Nutritional advantages of Raw Milk, Grass-fed animals, and Pasture-based Farming
Health benefits of raw milk
- Prevents tooth decay
- Promotes growth and calcium absorption
- Prevents joint stiffness
- Protects against asthma and allergic skin problems
- Prevents scurvy and protects against flu, diphtheria, and pneumonia
- Resistance Children who drink raw milk have more resistance to TB
- Enzymes: All the natural enzymes in the milk are available to your body to assist with digestion.
- Proteins: All 22 amino acids and 100% of the proteins are available to your body.
- Fats: All 500 saturated and unsaturated fats are available. Fatty acids (essential for every cell if the body to function) are the source of all flavor and ft-soluble vitamins.
- Minerals: 100% of calcium, chlorine, magnesium, phosphorus, potassium, sodium, sulphur, and vital trace minerals are available to your body.
- Vitamins: All fat-soluble and water-soluble vitamins are 100% metabolically available to your body.
- Carbohydrates: The lactose in raw milk is slowly and safely absorbed.
- Bacteria: 95%+ of the bacteria in raw milk is beneficial to the body. The good bacteria also retards the growth of any posssible bad bacteria in the milk. Raw milk will keep safely for 2 weeks in the refrigerator, even when it goes sour!
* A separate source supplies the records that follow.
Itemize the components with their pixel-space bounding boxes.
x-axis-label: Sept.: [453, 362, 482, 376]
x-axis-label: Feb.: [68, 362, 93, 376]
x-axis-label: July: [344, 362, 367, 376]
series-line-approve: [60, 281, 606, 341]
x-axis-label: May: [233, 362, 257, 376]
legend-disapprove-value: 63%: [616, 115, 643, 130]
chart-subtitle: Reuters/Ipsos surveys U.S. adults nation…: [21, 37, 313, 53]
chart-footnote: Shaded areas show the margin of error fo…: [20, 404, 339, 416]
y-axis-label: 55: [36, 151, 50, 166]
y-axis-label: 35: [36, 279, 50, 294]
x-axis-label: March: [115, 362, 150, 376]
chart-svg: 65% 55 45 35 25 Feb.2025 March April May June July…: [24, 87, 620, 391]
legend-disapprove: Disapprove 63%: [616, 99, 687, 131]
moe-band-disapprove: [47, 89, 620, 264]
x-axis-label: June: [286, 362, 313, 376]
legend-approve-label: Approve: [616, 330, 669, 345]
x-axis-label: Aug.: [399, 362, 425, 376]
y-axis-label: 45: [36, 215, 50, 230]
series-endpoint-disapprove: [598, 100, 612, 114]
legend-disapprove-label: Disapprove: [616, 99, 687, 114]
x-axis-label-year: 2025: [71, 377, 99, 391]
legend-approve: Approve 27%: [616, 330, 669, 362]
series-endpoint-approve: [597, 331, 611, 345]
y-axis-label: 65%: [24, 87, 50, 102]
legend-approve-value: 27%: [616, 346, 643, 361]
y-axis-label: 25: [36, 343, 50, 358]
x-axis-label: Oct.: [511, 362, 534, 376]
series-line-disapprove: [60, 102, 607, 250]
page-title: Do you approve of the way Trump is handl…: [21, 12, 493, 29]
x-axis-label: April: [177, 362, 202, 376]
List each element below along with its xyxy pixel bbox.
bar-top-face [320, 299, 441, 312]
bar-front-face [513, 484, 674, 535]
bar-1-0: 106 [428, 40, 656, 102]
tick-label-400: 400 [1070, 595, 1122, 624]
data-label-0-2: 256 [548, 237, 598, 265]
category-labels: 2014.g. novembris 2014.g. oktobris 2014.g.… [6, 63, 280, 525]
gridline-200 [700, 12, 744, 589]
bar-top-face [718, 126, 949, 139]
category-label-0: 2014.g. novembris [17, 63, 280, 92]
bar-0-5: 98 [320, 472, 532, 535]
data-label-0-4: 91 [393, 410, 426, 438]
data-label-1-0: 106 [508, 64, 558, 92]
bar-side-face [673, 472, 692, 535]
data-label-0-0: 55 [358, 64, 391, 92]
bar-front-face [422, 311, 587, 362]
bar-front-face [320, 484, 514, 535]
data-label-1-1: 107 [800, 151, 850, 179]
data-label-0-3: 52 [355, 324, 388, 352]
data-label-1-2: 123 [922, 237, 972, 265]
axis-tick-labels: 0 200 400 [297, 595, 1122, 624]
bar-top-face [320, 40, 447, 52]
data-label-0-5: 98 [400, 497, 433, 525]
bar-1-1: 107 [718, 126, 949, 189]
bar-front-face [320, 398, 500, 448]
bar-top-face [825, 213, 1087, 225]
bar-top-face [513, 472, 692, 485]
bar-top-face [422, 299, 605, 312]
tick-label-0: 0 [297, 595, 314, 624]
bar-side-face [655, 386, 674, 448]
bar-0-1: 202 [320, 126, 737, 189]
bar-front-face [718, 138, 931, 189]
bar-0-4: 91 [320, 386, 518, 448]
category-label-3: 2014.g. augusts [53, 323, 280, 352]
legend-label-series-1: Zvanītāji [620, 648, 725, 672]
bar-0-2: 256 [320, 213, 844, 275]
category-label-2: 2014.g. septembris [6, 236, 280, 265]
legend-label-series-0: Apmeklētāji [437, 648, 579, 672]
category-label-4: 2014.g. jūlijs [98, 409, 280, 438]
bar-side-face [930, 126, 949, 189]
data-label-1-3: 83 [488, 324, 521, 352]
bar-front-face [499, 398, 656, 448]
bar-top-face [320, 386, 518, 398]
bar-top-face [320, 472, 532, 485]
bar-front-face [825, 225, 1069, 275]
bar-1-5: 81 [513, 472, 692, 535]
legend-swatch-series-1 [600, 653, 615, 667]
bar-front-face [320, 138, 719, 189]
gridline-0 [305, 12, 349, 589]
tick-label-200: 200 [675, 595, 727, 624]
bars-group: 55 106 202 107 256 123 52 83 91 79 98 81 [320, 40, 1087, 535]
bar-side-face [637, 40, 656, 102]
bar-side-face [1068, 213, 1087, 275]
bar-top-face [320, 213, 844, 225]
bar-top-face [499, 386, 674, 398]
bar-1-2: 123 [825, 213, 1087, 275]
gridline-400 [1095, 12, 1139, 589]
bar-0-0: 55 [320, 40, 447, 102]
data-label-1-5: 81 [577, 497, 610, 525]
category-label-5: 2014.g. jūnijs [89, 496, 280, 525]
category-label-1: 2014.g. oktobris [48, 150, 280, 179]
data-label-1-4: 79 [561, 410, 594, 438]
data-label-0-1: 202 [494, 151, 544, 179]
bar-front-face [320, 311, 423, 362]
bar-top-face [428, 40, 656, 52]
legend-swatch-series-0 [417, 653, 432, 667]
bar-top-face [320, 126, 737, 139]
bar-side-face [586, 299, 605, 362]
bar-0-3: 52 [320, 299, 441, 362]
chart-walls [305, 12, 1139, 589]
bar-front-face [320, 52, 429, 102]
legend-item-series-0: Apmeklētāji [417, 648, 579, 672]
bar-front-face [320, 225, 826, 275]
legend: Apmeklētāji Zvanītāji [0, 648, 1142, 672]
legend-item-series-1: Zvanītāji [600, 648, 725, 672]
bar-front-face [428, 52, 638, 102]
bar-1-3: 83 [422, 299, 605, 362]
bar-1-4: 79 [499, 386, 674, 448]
Health benefits of 100% grass-fed cattle
- Fat Content: Same amount of fat as wild game or skinless chicken breast
- Cholesterol: Lean red meat as a class has been proven to lower bad cholesterol and boost good cholesterol.
- Omega-3 fatty acids: The omega-3 fatty acids (which are found in much higher concentrations and healthier balances than in grain-fed cattle) are essential for normal growth and development and lower your risk of mental disorders, heart problems, and some cancers.
- CLA: CLA shows good effects in preventing or treating cancer, obesity, diabetes, and immune disorders.
CLA helps convert fat to lean muscle.
Natural CLA (from grass-fed animals) is perfectly safe, even when taken in mega doses, whereas many supplements can be dangerous if taken in mega doses. Grass-fed cattle have 4-5 times more natural CLA than grain-fed cattle.
CLA is concentrated in the cream of the milk.
Grass-fed dairy contains up to 5 times as much CLA as grain-fed dairy.
- Beta-Carotene: Grass contains beta-carotene. Therefore, the meat, eggs, and daify from grass-fed animals is a great source of this vitamin.
Naturally yellow-colored, beta-carotene gives the fat of grass-fed animals a rich yellow hue, which is very different from the pasty white, vitamin-deficient grain-fed fat.
Health benefits of Pasture-based Farming
- Healthier for the animals:
Grass-fed animals have fewer illnesses, fewer gastric disorders, less stress, less heat stress, and fewer injuries and deaths than their confined grain-fed counterparts. They are happier, healthier, and can be just as productive (in giving milk) as grain-fed animals. (We at Grassfields don't get as much milk from our animals as confinement animals, but we also have less expense. Our focus is not on milk production, but the health of the animals and their products.) Grass-fed animals are also rarely fed antibiotics (antibiotics are never fed to any dairy cows, grain-fed or grass-fed) or given growth or production hormones. (We do neither at Grassfields.) By not giving them hormones, our animals grow at a slower, normal rate which is more comfortable to, and healthier for, them. We also give the dairy cows a break of two months from milking them just before they have their calves. This helps them keep healthy and grow a healthy calf.
- Better for the farmer:
The break for the dairy cows results in a break for the farmer also where we can get much work done that was put off throughout the year during the busy calving and harvesting seasons and also take vacations. Overall, by pasturing the cows, there is less work for the farmer, since he does not have to bring feed (in the summer) to the animals and take out their waste. Farmers who raise grass-fed animals have a greater profit margin than feedlot farmers. This is credited to less need for big machinery, less feed costs, and fewer veterinary visits needed.
- Better for the environment:
Grazing animals reduces pollution (since there is less need for tractor work), encourages plant bio-diversity, mimics the natural prairie, and contributes to the soil fertility. In addition, grazing the land (instead of tilling up the soil and planting crops every year) reduces erosion and does not contribute to run-off from huge crop fields which can infiltrate the ground and waters.